Antibiotics play a gigantic role in fighting infectious diseases. At first glance, it may seem that antibiotic resistance is only going to effect a small range of diseases. But truth is without antibiotics, we can't even have a surgery! It will falter the entire medical system.

Today almost all the livestock we consume are being fed with antibiotics as a precautionary measure. Farmers or poultry folks cant afford to take risk because it's not as profitable. We keep spraying antibiotics randomly one after another thinking we are protecting ourselves. True we manage to kill lot of microbes, but the one's that manage to survive are going to be immune to everything we have. What if one of these microbes is disease causing? What then? We will be left completely disarmed.

Of course, one can argue that even human beings are not fragile and we can get resistant too to these microbes. Yes , we can. But how are we going to achieve that? Today we stay far away from earthly stuffs. We hardly get our hands dirty or dig our feet into unknown environments. At the first onset of fever or illness we gobble up antibiotics! We are so overcautious that we have cocooned our body into this pompous being. We are rusted whereas these microbes are very much active and "in shape".

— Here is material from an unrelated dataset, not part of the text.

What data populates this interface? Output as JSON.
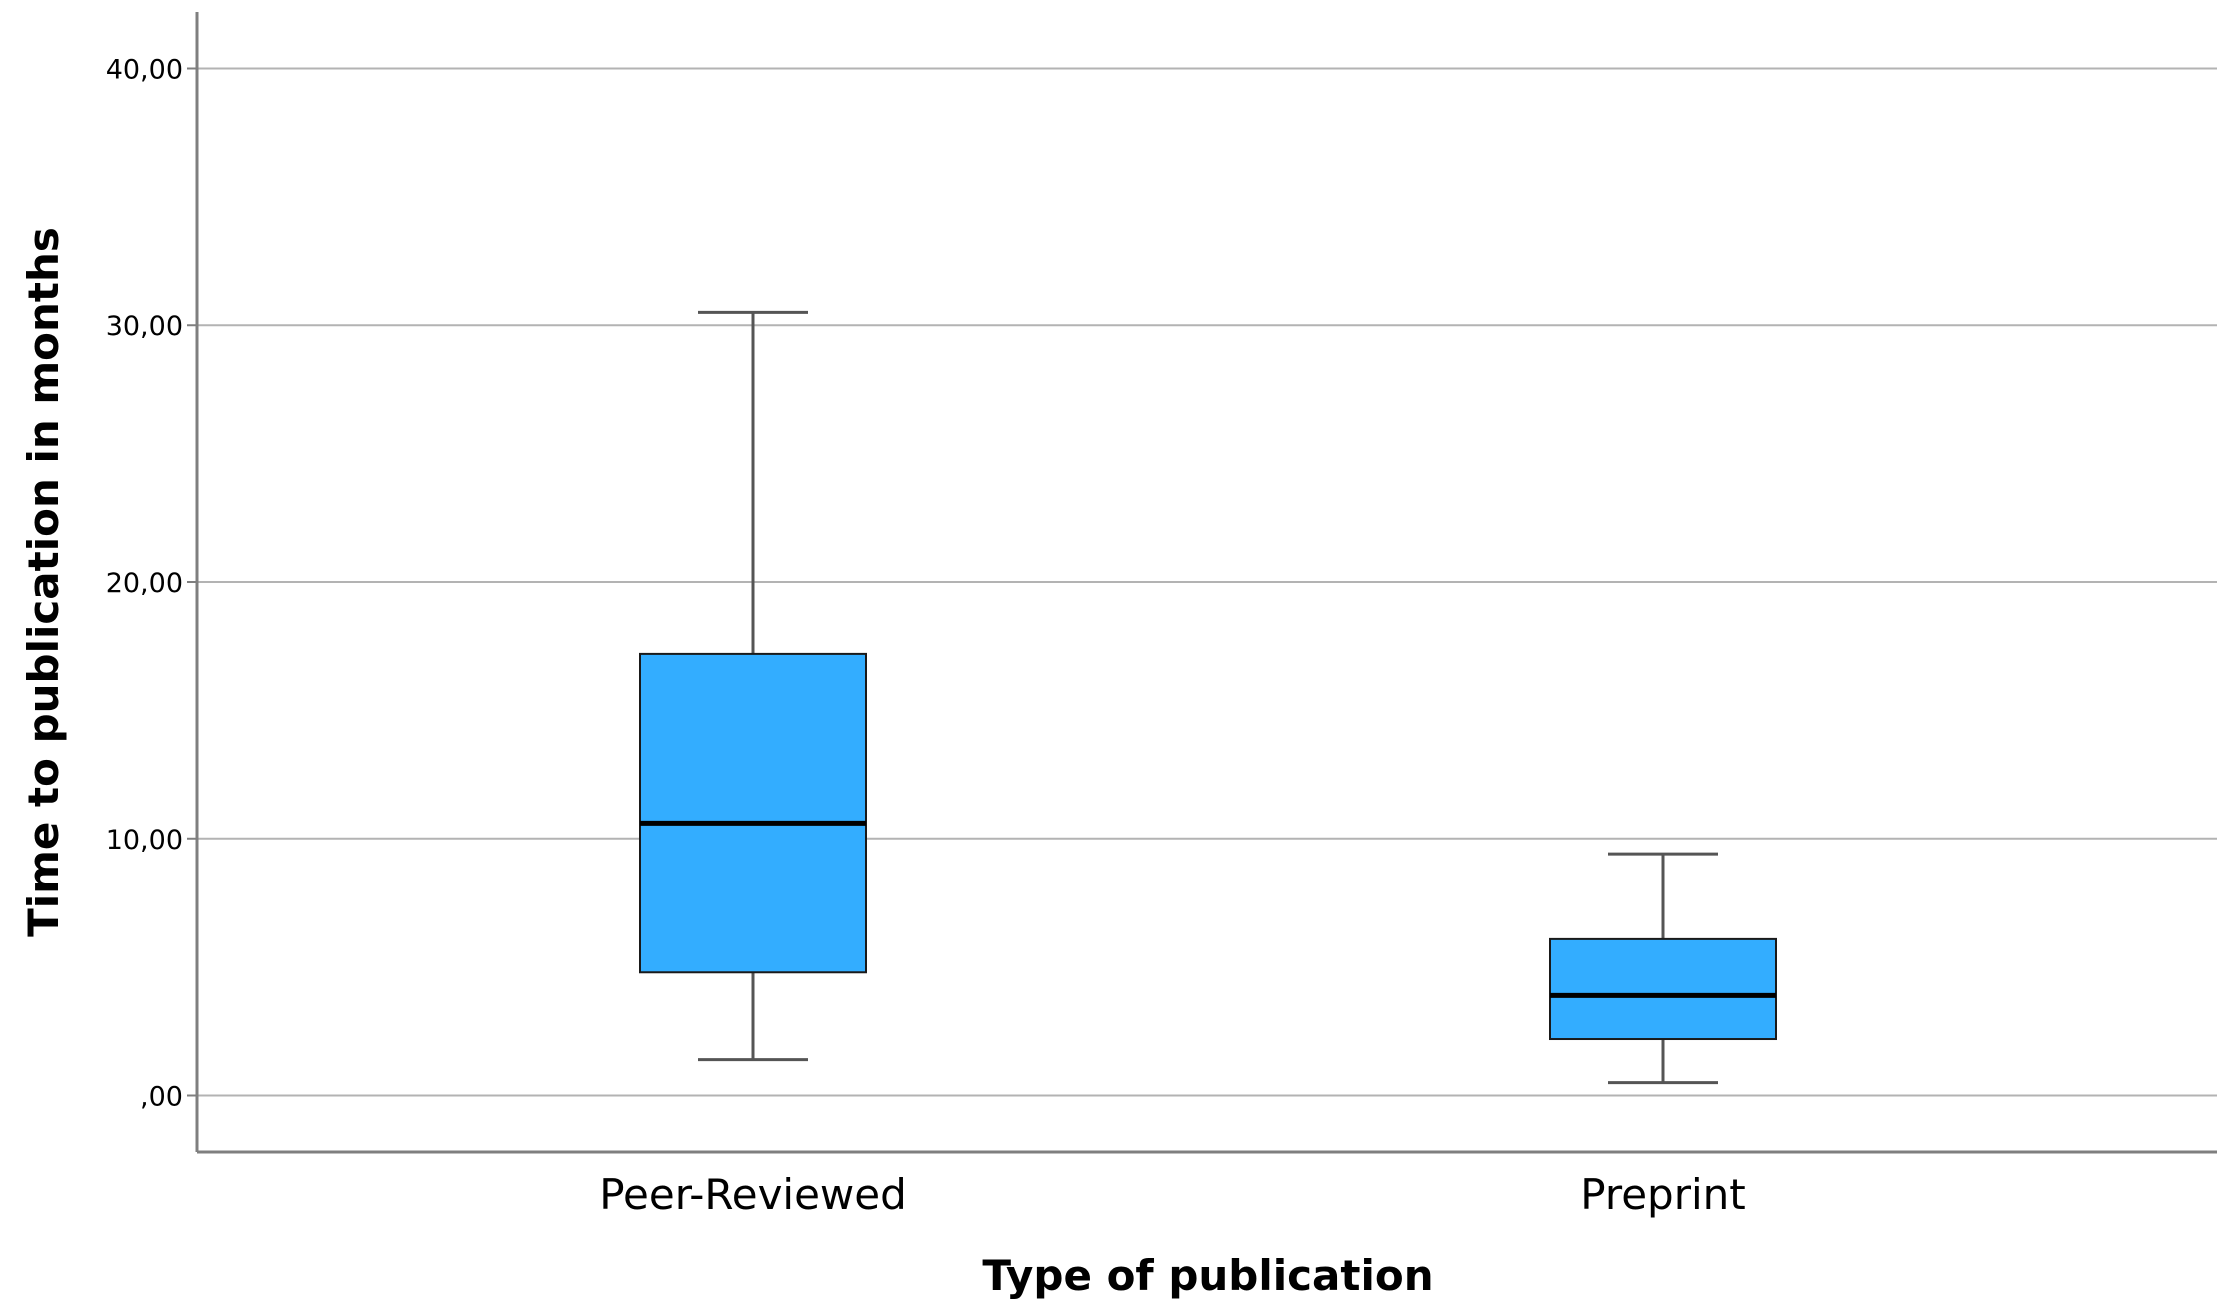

Surely if the situation is this critical there must be lot of research going on and pharmaceutical companies would be coming with new and improved antibiotics.Right?

From 1983 to 1987 there were 16 new antibiotics made and approved by the FDA, from 2003-2007 there were 5, and since 2008-2011 there have only been 2.(source)

Why is pharmaceutical companies not investing in antibiotics?

It takes an average of 12 years for an experimental drug to travel from the laboratory to your medicine cabinet. That is, if it makes it. Only 5 in 5,000 drugs that enter preclinical testing progress to human testing. One of these 5 drugs that are tested in people is approved. The chance for a new drug to actually make it to market is thus only 1 in 5,000. Not to mention billions spent for the potential risky affair.

Now looking into the antibiotic resistance pattern, it is very much possible that by the time drug reaches market it would have already become resistant to that drug! So you see, its a catch 22. Why would investors invest money in something so risky when they can make huge profit out of something like Lipitor or even Viagara which gives long term returns and bound to be blockbusters.

Are we doomed?

Well, being a optimist I would say, not yet. What we need is awareness as to what is happening, why it is happening and what we need to do to prepare ourselves for future. As an individual, we can always choose to follow some minimum precautions, like taking antibiotics only when we really need to and taking the full prescription or avoiding overuse of antibacterial products. Of course, it is a tiny step but its a step we are obliged to take.

"Each generation doubtless feels called upon to reform the world. Mine knows that it will not reform it, but its task is perhaps even greater. It consists in preventing the world from destroying itself."